Severus fit un pas en arrière, ses yeux luisant de furie glacée. « Très bien, » dit-il sans passion. « Je ne vais pas insister. Quand tu retourneras finalement en France, surtout ne m'oublie pas. Je détesterais que tu aies la conscience tranquille. »

Hermione s'avança vers lui, tendit le bras. Elle avait besoin de lui expliquer, il fallait qu'elle lui fasse comprendre. Elle voulait tout lui dire, faire disparaître la douleur qui se lisait sur son visage, et qu'il mettait tant de cœur à dissimuler derrière son fameux mauvais caractère. Peu importaient les règles sur les voyages temporels, elle les avait déjà brisées pour la plupart, elle n'en était plus à une près. Mais Severus s'éloigna d'elle, et la brèche dans son cœur qu'elle pensait que les mois avaient colmaté commença à se rouvrir.

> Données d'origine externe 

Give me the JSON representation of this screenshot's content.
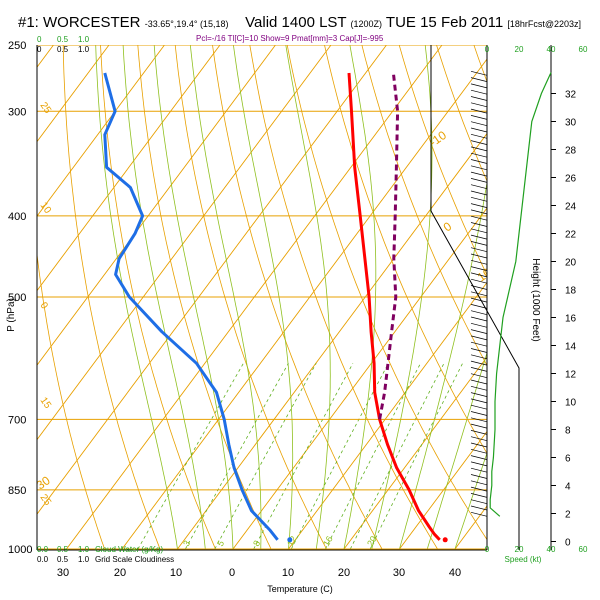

« Sors d'ici, fillette ! » lui lança-t-il sèchement. D'un geste de la main, il ouvrit la porte d'acajou de l'infirmerie, et Hermione se sentit propulsée dans cette direction. « J'aimerais prendre du repos avant de devoir faire face aux élèves dans la matinée. Je ne sais pas d'où me vient ce mal de crâne, mais il réclame toute mon attention, et je n'ai pas besoin de ta présence ici. »

Les hurlements qu'elle avait entendus plus tôt dans la soirée reparurent à plein volume quand Hermione franchit le seuil. Cette fois-ci, ils l'attirèrent. Hermione se débattit, essayant de se dégager de la poigne fantomatique du sort de Severus. Son cœur battait à tout rompre alors qu'elle fronçait les sourcils, essayant d'analyser la sensation étrange. L'impression que tout allait de travers imprégnait l'air tout autour d'elle, lui chatouillant la peau, et lui gelant les entrailles. Elle se demanda vaguement si Severus la ressentait lui aussi.

&&&&&

Severus regarda, impassible, Mel se débattre pour échapper à son sort. Il la regarda sans ciller alors que la terreur emplissait son regard. Il y eut une secousse, et son contact invisible avec le corps de Mel fut rompu. Le flegme de Severus en fut quelque peu troublé, mais il ravala l'inquiétude qu'il ressentait malgré tout pour elle. Il était trop dépité pour y accorder de l'attention.

Tout se figea. Puis, soudainement, une violente explosion résonna dans l'infirmerie. Instinctivement, Severus leva les bras devant son visage pour se protéger des éventuels débris. Un éclair aveuglant de lumière blanche remplaça les douces flammes jaunes des bougies qui éclairaient la pièce, et il dût fermer les yeux de toutes ses forces. La lumière s'estompa enfin, et fut remplacée par un silence déconcertant. Severus ouvrit les yeux, et baissa prudemment les bras, fixant désespérément le seuil de la pièce.

Sous ses yeux, il n'y avait plus rien.